Mathematical modeling helps to predict drying rates based on variables such as temperature, pressure, and vial thickness. “Modeling can give you targets, but cannot give you dependable and actual final parameters for a well-designed cycle,” says Akers. Optimal drying cycles are based on actual experimentation. 

A design-space approach to experimentation that explores key process parameters may offer the best approach to scale-up, says Williams. Ultimately, scale-up is restricted by the performance capabilities of the manufacturing lyophilizer, which may not be able to reproduce the cooling rate that was experimentally determined as optimal with a pilot unit. “Therefore, it is important to develop a process that can be reproduced by the lyophilizers that will be used for final manufacturing,” says Williams.
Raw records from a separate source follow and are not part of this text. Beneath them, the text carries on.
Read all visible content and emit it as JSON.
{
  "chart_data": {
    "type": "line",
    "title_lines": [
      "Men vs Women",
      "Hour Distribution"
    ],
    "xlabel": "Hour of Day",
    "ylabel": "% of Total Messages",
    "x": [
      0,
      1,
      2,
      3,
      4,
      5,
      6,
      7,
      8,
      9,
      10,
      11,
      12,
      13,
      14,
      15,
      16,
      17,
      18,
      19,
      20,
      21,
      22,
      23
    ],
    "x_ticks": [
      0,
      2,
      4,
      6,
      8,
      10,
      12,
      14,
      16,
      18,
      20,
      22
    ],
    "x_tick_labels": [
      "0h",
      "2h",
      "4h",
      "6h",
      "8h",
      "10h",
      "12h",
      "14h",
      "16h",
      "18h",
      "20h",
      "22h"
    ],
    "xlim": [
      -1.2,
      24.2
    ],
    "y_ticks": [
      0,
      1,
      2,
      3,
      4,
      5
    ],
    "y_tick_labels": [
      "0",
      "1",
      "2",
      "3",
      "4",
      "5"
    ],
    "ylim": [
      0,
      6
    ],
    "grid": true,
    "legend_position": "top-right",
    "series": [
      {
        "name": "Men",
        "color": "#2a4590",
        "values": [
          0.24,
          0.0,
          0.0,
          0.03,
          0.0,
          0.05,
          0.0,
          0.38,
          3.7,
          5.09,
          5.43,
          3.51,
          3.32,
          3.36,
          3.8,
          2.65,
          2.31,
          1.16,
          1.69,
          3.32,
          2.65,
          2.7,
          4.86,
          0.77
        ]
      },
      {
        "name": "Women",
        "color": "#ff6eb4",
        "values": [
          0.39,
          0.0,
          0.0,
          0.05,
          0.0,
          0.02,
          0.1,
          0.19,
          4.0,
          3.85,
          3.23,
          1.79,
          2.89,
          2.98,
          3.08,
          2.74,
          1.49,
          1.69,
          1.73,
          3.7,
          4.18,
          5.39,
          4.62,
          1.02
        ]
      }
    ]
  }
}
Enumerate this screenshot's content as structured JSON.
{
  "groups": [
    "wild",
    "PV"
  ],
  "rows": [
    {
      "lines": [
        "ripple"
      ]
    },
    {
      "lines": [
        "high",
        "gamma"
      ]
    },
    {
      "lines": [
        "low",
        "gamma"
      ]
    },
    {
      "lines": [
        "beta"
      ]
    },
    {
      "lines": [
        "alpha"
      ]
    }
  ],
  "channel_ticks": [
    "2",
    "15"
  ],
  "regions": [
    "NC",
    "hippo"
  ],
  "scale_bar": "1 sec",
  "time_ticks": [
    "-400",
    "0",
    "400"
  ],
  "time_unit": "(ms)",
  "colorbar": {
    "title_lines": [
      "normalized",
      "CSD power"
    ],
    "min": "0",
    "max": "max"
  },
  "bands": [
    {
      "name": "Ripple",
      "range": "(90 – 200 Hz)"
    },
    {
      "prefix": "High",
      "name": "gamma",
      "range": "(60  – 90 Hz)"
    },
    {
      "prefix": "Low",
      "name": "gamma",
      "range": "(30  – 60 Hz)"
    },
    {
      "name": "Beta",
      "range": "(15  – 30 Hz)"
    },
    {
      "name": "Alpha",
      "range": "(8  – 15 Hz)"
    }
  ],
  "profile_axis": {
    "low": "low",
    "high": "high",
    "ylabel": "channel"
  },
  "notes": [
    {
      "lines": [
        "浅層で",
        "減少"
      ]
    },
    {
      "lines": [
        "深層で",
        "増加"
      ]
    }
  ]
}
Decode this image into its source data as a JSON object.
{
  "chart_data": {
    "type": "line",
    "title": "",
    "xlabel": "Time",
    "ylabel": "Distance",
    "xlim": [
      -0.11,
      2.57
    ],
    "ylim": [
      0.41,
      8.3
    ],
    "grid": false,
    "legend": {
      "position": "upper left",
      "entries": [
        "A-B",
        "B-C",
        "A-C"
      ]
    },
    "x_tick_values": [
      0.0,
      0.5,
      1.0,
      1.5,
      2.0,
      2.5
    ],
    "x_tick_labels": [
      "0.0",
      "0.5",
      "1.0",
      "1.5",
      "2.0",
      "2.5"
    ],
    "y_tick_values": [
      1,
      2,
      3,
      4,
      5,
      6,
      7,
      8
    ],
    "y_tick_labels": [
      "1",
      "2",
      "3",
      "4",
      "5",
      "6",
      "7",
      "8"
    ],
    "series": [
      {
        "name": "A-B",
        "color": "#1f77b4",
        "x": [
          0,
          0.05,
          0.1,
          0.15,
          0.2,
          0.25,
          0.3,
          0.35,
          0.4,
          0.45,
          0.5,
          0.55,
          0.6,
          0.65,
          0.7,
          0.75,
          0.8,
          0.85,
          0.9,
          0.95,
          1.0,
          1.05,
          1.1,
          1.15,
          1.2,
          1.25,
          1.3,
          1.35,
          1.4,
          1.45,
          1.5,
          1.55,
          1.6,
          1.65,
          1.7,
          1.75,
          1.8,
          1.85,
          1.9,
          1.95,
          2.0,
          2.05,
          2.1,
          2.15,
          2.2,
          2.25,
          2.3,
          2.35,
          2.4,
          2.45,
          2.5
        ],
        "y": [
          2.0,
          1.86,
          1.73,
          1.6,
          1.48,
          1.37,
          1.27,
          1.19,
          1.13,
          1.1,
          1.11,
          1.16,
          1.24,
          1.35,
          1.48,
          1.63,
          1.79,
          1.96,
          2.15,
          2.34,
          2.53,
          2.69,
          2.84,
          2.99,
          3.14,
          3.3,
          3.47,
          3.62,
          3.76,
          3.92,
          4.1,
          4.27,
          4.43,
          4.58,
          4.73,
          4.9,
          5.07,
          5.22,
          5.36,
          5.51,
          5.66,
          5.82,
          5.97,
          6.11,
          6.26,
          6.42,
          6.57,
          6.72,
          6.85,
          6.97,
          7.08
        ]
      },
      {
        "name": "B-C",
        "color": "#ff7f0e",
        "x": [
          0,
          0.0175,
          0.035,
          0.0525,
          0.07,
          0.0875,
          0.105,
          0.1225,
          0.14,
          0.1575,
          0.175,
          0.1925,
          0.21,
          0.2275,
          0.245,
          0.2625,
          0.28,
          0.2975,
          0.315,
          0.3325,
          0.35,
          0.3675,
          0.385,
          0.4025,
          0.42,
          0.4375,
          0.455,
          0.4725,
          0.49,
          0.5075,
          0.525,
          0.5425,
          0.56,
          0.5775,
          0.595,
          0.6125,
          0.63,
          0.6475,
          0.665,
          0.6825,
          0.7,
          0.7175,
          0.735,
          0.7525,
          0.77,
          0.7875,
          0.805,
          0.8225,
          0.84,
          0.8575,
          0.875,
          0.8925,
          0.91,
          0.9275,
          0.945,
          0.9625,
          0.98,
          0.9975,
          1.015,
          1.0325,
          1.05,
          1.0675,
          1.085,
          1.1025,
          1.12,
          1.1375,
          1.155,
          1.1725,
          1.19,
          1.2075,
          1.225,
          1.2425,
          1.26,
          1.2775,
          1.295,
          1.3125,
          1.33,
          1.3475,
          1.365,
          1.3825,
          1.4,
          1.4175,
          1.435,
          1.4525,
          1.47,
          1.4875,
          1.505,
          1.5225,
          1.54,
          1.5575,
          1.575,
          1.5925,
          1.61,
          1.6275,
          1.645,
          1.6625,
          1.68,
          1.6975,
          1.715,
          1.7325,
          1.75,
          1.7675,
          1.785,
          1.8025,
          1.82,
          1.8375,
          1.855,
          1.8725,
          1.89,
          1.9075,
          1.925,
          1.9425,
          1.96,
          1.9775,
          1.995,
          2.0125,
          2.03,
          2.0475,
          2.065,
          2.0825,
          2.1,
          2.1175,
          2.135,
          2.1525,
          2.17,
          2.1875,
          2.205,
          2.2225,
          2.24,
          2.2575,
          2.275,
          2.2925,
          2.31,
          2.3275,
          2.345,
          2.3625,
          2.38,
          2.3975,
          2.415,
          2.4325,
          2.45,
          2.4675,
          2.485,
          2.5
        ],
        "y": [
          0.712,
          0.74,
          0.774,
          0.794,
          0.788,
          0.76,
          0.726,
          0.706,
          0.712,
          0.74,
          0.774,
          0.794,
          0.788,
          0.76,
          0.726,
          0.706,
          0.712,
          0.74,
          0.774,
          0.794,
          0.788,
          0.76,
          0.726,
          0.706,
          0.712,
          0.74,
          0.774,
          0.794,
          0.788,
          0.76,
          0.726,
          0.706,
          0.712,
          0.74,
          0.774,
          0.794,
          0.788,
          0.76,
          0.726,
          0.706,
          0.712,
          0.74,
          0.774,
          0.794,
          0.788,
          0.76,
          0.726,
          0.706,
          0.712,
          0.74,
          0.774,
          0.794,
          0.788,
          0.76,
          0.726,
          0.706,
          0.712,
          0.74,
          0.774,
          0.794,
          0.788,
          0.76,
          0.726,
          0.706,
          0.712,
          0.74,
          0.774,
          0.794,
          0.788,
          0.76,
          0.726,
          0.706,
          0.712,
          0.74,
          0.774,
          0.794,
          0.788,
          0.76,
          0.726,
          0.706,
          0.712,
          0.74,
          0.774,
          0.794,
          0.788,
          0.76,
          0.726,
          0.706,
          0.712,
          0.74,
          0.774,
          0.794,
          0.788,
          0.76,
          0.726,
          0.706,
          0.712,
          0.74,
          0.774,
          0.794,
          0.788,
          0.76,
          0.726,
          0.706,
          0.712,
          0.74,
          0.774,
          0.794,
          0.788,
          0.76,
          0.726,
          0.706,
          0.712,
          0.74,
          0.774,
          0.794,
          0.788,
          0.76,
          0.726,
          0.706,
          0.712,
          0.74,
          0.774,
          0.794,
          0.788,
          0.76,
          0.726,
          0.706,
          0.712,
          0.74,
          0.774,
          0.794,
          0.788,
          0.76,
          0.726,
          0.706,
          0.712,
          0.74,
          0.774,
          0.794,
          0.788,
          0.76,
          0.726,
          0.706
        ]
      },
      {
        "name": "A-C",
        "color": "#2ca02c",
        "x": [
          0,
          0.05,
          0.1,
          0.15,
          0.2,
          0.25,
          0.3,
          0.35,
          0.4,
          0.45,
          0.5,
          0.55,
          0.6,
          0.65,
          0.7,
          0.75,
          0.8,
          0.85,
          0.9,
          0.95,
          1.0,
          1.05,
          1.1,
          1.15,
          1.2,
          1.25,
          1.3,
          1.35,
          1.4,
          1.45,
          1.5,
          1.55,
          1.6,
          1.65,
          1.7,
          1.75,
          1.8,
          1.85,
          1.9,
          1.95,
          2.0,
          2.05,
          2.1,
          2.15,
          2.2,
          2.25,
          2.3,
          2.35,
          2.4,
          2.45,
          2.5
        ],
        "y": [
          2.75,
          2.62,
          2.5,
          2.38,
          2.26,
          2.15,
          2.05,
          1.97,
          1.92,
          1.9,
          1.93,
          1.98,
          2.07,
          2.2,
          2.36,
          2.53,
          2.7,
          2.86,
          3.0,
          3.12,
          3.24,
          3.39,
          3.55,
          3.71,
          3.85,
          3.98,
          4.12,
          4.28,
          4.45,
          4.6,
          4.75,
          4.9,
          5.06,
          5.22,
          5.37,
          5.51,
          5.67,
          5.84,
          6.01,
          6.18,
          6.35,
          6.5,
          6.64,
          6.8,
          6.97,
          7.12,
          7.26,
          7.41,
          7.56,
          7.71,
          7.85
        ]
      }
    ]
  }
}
Scientific understanding of the chemical, physical, and thermal aspects of lyophilization has improved over time, thus bringing manufacturers greater control over the process. This understanding, combined with mathematical modeling and practical experience, can help personnel predict and control the extent of supercooling. Today, it is easier for drugmakers to develop optimal lyophilization processes that yield uniform batches of safe biological drugs that have the desired characteristics.